Cash-strapped Croydon Council could turn to local health services to help pay for gritting the borough’s roads in icy weather.

Around three times as many casualties with fractures, dislocations and sprains were admitted to the hospital’s accident and emergency department on December 21, compared to an equivalent non-icy Monday in 2008.

The surge in injuries caused during freezing weather has persuaded council chief executive Jon Rouse to approach the PCT and his Mayday Hospital counterpart, Nick Hulme, to discuss bearing the cost of making the roads safe.

A few inches of snow brought Croydon to a standstill just before Christmas as roads froze over and motorists struggled with icy conditions, despite the council’s gritting vehicles covering 745 miles between them in the first 24 hours.

Many people complained of grit bins running low throughout the borough, although a council spokesman said the hundreds of bins provided by the authority were topped up in advance and refilled regularly during the bad weather.
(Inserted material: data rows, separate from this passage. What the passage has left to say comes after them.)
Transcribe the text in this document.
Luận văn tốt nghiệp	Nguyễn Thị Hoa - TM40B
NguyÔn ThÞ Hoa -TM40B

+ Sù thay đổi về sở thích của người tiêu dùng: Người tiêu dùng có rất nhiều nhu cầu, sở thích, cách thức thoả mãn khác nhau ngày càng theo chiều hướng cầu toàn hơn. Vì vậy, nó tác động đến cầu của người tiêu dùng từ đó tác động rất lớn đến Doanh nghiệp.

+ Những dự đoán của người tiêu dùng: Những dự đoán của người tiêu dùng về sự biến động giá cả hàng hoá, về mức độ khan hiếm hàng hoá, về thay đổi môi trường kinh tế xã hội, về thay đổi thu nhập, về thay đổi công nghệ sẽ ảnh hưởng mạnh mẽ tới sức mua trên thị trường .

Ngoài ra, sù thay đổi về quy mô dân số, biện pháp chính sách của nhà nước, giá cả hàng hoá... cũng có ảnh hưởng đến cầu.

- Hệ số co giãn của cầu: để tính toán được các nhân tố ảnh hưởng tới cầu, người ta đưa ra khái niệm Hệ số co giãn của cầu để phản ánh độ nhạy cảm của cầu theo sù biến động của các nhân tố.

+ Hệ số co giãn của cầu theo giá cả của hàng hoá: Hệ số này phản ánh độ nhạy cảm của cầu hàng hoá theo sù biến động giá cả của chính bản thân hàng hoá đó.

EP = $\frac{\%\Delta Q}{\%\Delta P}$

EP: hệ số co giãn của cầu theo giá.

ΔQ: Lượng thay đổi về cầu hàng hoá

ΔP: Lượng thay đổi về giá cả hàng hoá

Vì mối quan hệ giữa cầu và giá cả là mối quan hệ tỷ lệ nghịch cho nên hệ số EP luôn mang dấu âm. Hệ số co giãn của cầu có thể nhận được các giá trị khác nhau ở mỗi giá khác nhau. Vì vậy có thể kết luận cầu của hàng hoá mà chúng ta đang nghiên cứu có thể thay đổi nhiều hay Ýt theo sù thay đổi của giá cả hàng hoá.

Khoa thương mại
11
Croydon Central MP Andrew Pelling praised the decision to consult health services about chipping in funds as “preventative medicine”, which would save both parties money in the long term by protecting residents from injury.

He said: “It strikes me as being a lack of joined-up government not to spend any money on a bit of grit, and spend some thinking and time on how you get that grit on to the pavement.

“It costs so much, not just in terms of misery people face, but the cost of someone breaking their hip or people not going to work - it all affects money coming into the exchequer.

“I guess if you had a two-week bad cold snap it could be the equivalent of 200 extra fractures.

“I think that both Nick Hulme and Jon Rouse are enterprising, dynamic chief executives and think they will get together to do this.”

A Mayday Hospital spokeswoman confirmed the two chief executives hold regular meetings, but said the matter had not yet been brought up.